If you want to cast a spell without provoking any attacks of opportunity, you must make a concentration check (DC 15 + double the level of the spell you're casting) to succeed...

Abraham spalding wrote:
to succeed -- at casting the spell -- you automatically succeed at not provoking.

Read it again, this time without the second sentence and see if you still make that same leap.

Quote:
And checking the combat section reinforces this: /snip...

Read that section in under Cast A Spell for Attack of Opportunity.

Quote:

Attacks of Opportunity

Generally, if you cast a spell, you provoke attacks of opportunity from threatening enemies. If you take damage from an attack of opportunity, you must make a concentration check (DC 10 + points of damage taken + the spell's level) or lose the spell. Spells that require only a free action to cast don't provoke attacks of opportunity.

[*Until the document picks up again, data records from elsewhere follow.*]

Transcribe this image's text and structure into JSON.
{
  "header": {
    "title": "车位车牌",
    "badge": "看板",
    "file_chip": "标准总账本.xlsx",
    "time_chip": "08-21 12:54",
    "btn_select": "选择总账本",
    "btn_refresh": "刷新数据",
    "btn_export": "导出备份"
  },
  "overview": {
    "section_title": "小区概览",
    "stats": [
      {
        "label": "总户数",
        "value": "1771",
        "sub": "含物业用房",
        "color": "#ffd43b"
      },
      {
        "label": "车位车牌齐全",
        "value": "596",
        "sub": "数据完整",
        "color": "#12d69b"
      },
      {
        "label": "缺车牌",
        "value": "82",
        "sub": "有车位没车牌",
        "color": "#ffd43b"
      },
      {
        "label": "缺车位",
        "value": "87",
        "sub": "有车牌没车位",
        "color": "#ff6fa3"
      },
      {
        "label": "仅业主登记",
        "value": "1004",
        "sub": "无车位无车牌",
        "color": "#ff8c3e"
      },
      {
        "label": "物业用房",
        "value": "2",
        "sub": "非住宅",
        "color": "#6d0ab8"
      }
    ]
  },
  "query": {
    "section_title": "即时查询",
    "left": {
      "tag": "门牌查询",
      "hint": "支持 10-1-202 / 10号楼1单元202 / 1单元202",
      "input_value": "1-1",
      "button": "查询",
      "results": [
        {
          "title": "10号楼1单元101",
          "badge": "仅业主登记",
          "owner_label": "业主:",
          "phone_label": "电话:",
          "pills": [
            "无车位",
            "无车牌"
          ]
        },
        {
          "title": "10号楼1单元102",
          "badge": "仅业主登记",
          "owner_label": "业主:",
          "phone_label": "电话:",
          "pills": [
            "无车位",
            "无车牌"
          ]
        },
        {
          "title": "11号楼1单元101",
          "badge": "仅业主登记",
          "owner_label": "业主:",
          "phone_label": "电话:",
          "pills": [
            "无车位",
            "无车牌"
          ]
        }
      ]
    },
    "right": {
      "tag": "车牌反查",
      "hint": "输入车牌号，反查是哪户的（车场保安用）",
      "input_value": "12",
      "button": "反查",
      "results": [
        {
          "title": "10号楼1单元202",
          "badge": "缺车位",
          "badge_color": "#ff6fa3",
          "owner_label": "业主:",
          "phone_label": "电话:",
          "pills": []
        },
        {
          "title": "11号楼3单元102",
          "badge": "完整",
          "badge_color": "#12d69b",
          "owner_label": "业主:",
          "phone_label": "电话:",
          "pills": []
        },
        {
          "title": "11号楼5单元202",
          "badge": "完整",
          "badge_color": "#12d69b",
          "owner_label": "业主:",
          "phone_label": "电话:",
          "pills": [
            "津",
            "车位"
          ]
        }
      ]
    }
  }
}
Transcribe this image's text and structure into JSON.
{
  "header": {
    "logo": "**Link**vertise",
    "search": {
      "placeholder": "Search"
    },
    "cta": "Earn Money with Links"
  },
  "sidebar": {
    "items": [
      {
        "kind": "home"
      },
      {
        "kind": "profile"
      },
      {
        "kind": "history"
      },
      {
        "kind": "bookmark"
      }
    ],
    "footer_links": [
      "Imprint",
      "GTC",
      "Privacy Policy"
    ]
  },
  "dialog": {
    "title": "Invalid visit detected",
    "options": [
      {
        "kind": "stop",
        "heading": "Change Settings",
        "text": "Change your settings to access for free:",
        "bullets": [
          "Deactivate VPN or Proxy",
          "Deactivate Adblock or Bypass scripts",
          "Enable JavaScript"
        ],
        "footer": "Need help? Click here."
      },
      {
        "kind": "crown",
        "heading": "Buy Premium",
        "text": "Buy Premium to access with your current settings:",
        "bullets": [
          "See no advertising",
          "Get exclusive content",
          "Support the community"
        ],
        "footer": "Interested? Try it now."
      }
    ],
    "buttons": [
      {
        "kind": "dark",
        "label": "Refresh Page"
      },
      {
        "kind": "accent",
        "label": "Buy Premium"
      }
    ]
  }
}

Clearly, there are contradictory concepts here that imply one thing at one point then say another thing in another area. Something just isn't adding up.

Ok, here's a simple point that may make it clearer. If the sentence were worded...

"If you want to avoid an attack of opportunity while casting a spell, you must make a concentration check (DC 15 + double the level of the spell you're casting) to succeed..."

...that would strongly imply that the "to succeed" portion of the sentence referred to succeeding at avoiding the AoO, whereas the actual wording...

"If you want to cast a spell without provoking any attacks of opportunity, you must make a concentration check (DC 15 + double the level of the spell you're casting) to succeed..."

...implies that the "to succeed" portion refers to succeeding at casting the spell.

Now, admittedly, both phrasings are a little imprecise, and technically, in either case "to succeed" could be referring to casting the spell, avoiding the AoO, or both. However, I think the wording does imply which interpretation is correct; i.e. "If you want to do X while doing (or without causing) Y, you must do Z to succeed," the most likely (if not only possible) interpretation is that Z causes you to succeed at X, not Y.